Por um lado, houve transformações reais no capitalismo, que
modificaram o lugar do trabalho e sua própria natureza, nos processos de
reprodução do capital. Inquestionavelmente, as relações formais de
trabalho diminuíram, embora a produção tenha aumentado exponencialmente.
Basta considerar quantos trabalhadores estão hoje na indústria
automobilística brasileira – muito menos que há algumas décadas – e,
ainda assim, como aumentou enormemente a produção de veículos. O que
significa um aumento brutal da exploração do trabalho.
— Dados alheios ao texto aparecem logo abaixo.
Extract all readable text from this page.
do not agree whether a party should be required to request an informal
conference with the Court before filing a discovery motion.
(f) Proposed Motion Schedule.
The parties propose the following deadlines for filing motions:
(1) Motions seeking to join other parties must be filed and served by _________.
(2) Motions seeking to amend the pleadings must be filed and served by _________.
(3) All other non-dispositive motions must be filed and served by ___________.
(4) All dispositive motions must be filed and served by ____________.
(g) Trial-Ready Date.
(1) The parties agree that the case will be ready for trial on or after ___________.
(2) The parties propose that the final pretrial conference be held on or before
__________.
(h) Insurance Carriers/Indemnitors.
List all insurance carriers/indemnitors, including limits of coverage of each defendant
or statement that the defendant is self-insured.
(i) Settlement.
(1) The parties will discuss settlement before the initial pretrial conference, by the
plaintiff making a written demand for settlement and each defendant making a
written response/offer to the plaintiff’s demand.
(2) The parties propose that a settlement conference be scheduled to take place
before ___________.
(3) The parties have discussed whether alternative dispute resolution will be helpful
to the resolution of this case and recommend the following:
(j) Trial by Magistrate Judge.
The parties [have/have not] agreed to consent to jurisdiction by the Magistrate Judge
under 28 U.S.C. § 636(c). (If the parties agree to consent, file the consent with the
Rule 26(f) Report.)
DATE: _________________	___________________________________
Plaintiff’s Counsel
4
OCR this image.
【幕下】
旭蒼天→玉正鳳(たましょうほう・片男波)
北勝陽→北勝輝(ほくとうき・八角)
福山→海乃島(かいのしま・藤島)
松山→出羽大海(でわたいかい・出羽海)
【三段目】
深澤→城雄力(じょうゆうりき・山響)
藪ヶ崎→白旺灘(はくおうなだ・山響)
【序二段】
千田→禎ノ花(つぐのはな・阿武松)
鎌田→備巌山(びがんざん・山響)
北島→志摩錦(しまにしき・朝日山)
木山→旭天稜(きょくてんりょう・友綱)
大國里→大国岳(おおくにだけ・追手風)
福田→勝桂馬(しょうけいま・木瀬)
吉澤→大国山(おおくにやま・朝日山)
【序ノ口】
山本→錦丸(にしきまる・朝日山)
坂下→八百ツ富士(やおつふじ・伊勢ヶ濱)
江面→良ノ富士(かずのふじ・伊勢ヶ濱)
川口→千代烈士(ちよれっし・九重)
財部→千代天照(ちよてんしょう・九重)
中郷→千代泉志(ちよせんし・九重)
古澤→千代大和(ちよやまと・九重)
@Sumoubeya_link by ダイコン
Em outras
palavras, o trabalho é responsável, cada vez mais, pela criação dos
valores na sociedade capitalista, mas explorando mais a menos
trabalhadores.
No seu conjunto, nunca tanta gente vive do seu trabalho como
atualmente no capitalismo mundial. Nunca o trabalho foi a atividade tão
determinante na vida de tantas pessoas como agora. É a atividade mais
importante da humanidade.
No entanto, na opinião pública, é como se o trabalho fosse
desaparecendo, como se fosse uma mera atividade entre outras. Na própria
identidade dos trabalhadores, o autorreconhecimento como trabalhador
foi diminuindo de importância.
Cada vez menos trabalhadores se reconhecem como trabalhadores como
sua identidade fundamental. Tendem a reconhecer-se como brasileiros,
como paulistas ou cariocas, como corintianos ou flamenguistas, como
negros ou como brancos, como evangélicos ou como católicos, como
homossexuais ou como heterossexuais, como motorista ou como ciclistas,
para dar alguns exemplos. Há algumas gerações, as identidades de
trabalhadores, operários, bancários, professores, eram determinantes.
A ideologia dominante contribuiu também para essa situação,
escondendo do imaginário público as atividades dos trabalhadores,
personagens que não aparecem na visão social, enquanto a maioria das
pessoas passa grande parte da vida trabalhando.
É certo que proporcionalmente cada vez menos pessoas têm empregos
formais, com carteira assinada, o que contribui para essa situação. Mas a
realidade é que mais gente vive do seu trabalho. É certo que a própria
atividade do trabalho foi ganhando maior heterogeneidade, tanto na
direção do trabalho intelectual, quanto nas múltiplas e diversas
atividades do subproletariado, incluindo todas as expressões do trabalho
informal.
Essa complexidade exige um esforço conjunto das entidades sindicais e
de centros de pesquisa que permitam uma redefinição das próprias
categorias de trabalho, incluindo sua abrangência, tanto para cima do
trabalho operário tradicional quanto para baixo, na estrutura social.
Nunca a categoria trabalhadora abrangeu tanta gente, mas nunca de
maneira tão heterogênea.
É necessário um intenso processo de resgate do mundo do trabalho, da
categoria trabalho, de revalorização do trabalho e das suas atividades
sociais de criação de valor e de lutador pelos direitos da grande
maioria da humanidade, que vive do seu trabalho cotidiano.